Река бурлила жизнью - буквально. Качались на волнах парусники и вёсельные лодки. Степенно проплывали ослепительной белизны, шикарные двух- и трёхпалубные пассажирские теплоходы. Неспешно тянулись длинные плоты-лесовозы. Пыхтели доживавшие свой век грузо-пассажирские колёсные пароходики времён акционерного общества "Кавказъ и Меркурiй", Паратова и Кнурова с Вожеватовым. Стремительно рассекали на подводных крыльях, будто соревнуясь со своими звёздными тёзками, "Ракеты", оставляя за собою кипенный след. Стрекотали моторки, протяжно хрипели теплоходные гудки. Азартно завывали сирены водных трамвайчиков, швартовавшихся к пристани, откуда то и дело неслось "Прощание славянки". Возле пристани всегда толокся народ, на ней часами стояли рыбаки со своими удочками. Ближе к вечеру они торговали уловом: связками трепыхавшейся, серебристой, жирной, икряной плотвы, по-волжски: сорожки. Из неё получалась знатная уха. Рыбёшку жарили, тушили в сметане, но чаще - вялили к пиву. Дачникам эта роскошь доставалась за сущие копейки. Да что там сорожка: в те поры в Волге ещё водились драгоценные стерлядь, чехонь, сомы, налимы и щуки! Но безотрадной темы лиходейского браконьерства, промышленной потравы и обмеления реки я здесь касаться не буду. Этакие напасти в детстве осмыслению не поддавались. И вряд ли они были тогда на слуху.
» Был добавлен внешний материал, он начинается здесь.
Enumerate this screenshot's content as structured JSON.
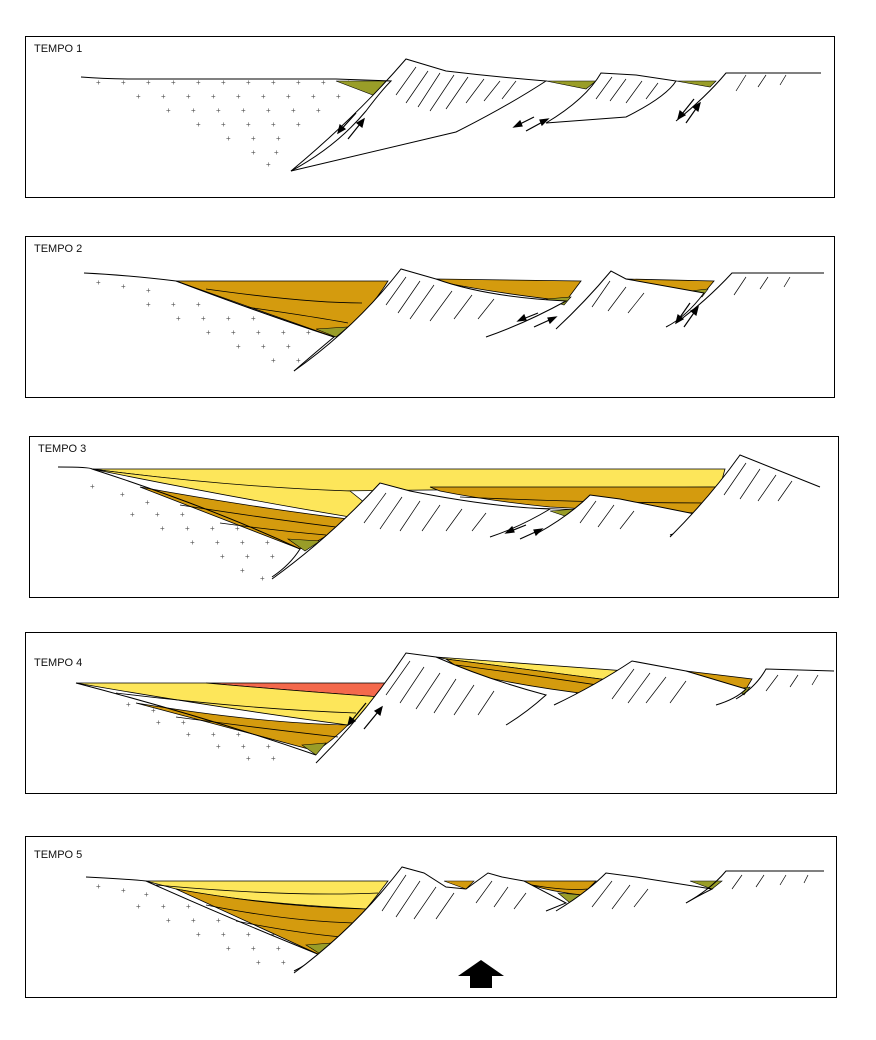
{
  "panels": [
    {
      "label": "TEMPO 1"
    },
    {
      "label": "TEMPO 2"
    },
    {
      "label": "TEMPO 3"
    },
    {
      "label": "TEMPO 4"
    },
    {
      "label": "TEMPO 5"
    }
  ],
  "colors": {
    "olive": "#999d28",
    "ochre": "#d49b0e",
    "yellow": "#fde65a",
    "red": "#f4694c",
    "line": "#000000",
    "paper": "#ffffff"
  },
  "symbols": {
    "basement_pattern": "plus-cross",
    "fault_blocks": "hatched",
    "motion_arrows": "arrow-pairs",
    "uplift": "up-arrow"
  }
}
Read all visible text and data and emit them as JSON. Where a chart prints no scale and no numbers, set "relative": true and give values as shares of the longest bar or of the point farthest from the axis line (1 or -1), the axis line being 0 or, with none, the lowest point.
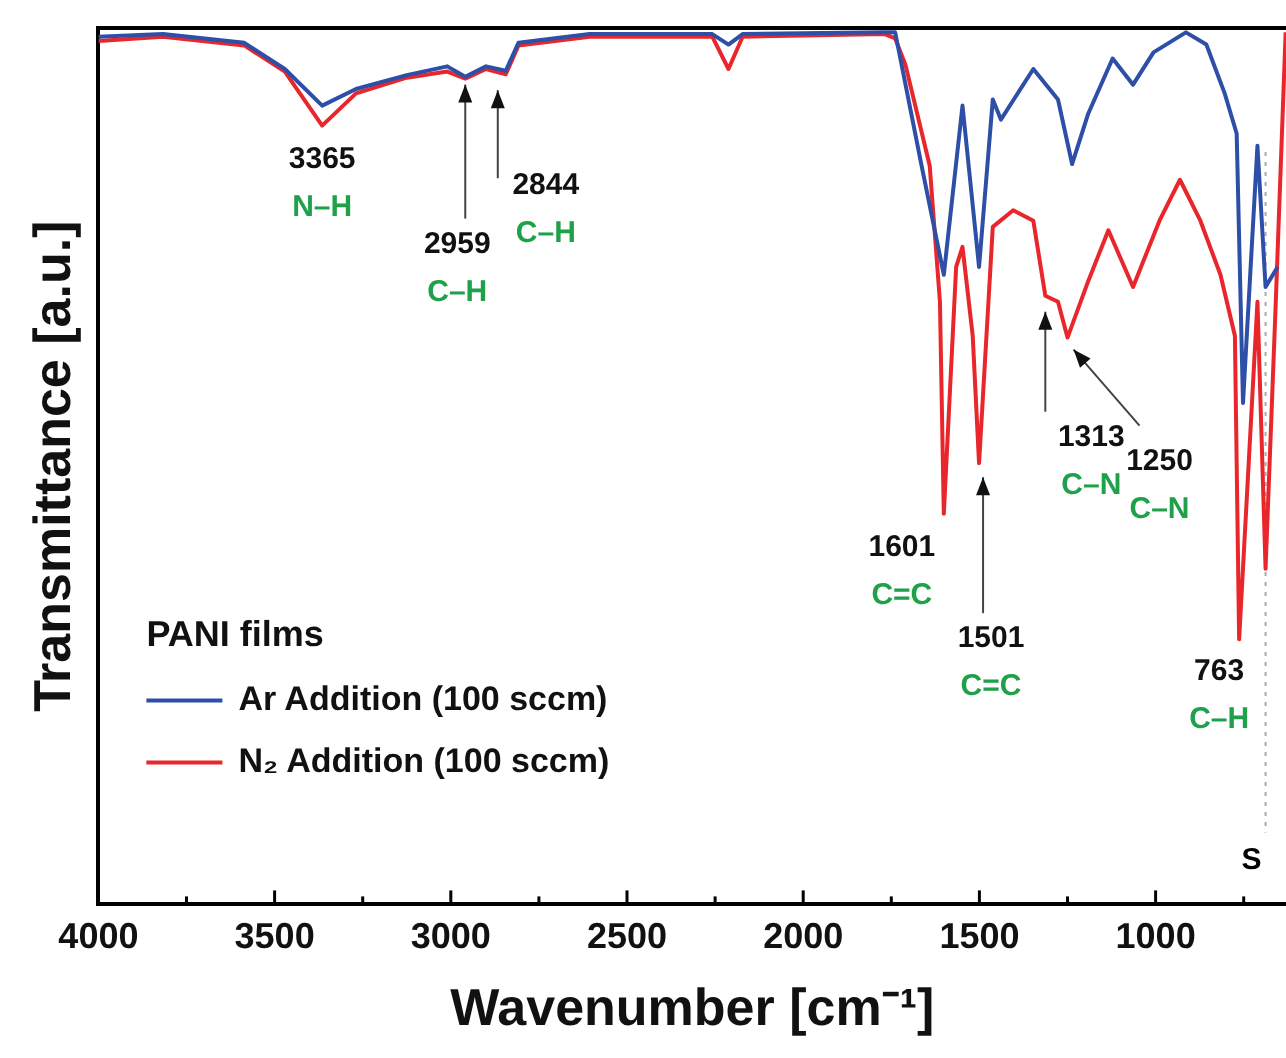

Чуть поодаль от пристани возвышалось несколько бутафорское своим экстерьером девятнадцатого века, покрытое облупившейся синей краской, деревянное строение с башенкой. Оно отчего-то представлялось мне (тогда ещё подсознательно, неозвученно) вертепом порока, впрочем, не лишённым декадентского очарования. Возможно, виной тому был не выветривавшийся оттуда мужской, алкогольный запах одеколона "Шипр". Там в кассе продавались билеты на речной трамвайчик и, кажется, имелся буфет. То был сохранившийся с дореволюционных времён питейный зал Жигулёвского завода, принадлежавшего "пивному королю" А.Ф. фон Вакано, позже, в конце 60-х годов, разобранный на дрова. На дачу возвращались под вечер, когда горячее усталое солнце закатывалось за Жигулёвские ворота. Оно было медно-красным, словно екатерининский пятак из богатой отцовской коллекции монет. Мы вытряхивали песок из сандалий, натягивали сарафаны, складывали в пляжную сумку из плетёной соломки уже ненужные панамки, китайское махровое полотенце, ведёрко с совком - и отправлялись в путь. Сначала вверх по просеке, а затем - "садами и огородами". Веяло прохладой, и вокруг уже разливалась, окутывая кроны деревьев, мягкая, нестрашная темень.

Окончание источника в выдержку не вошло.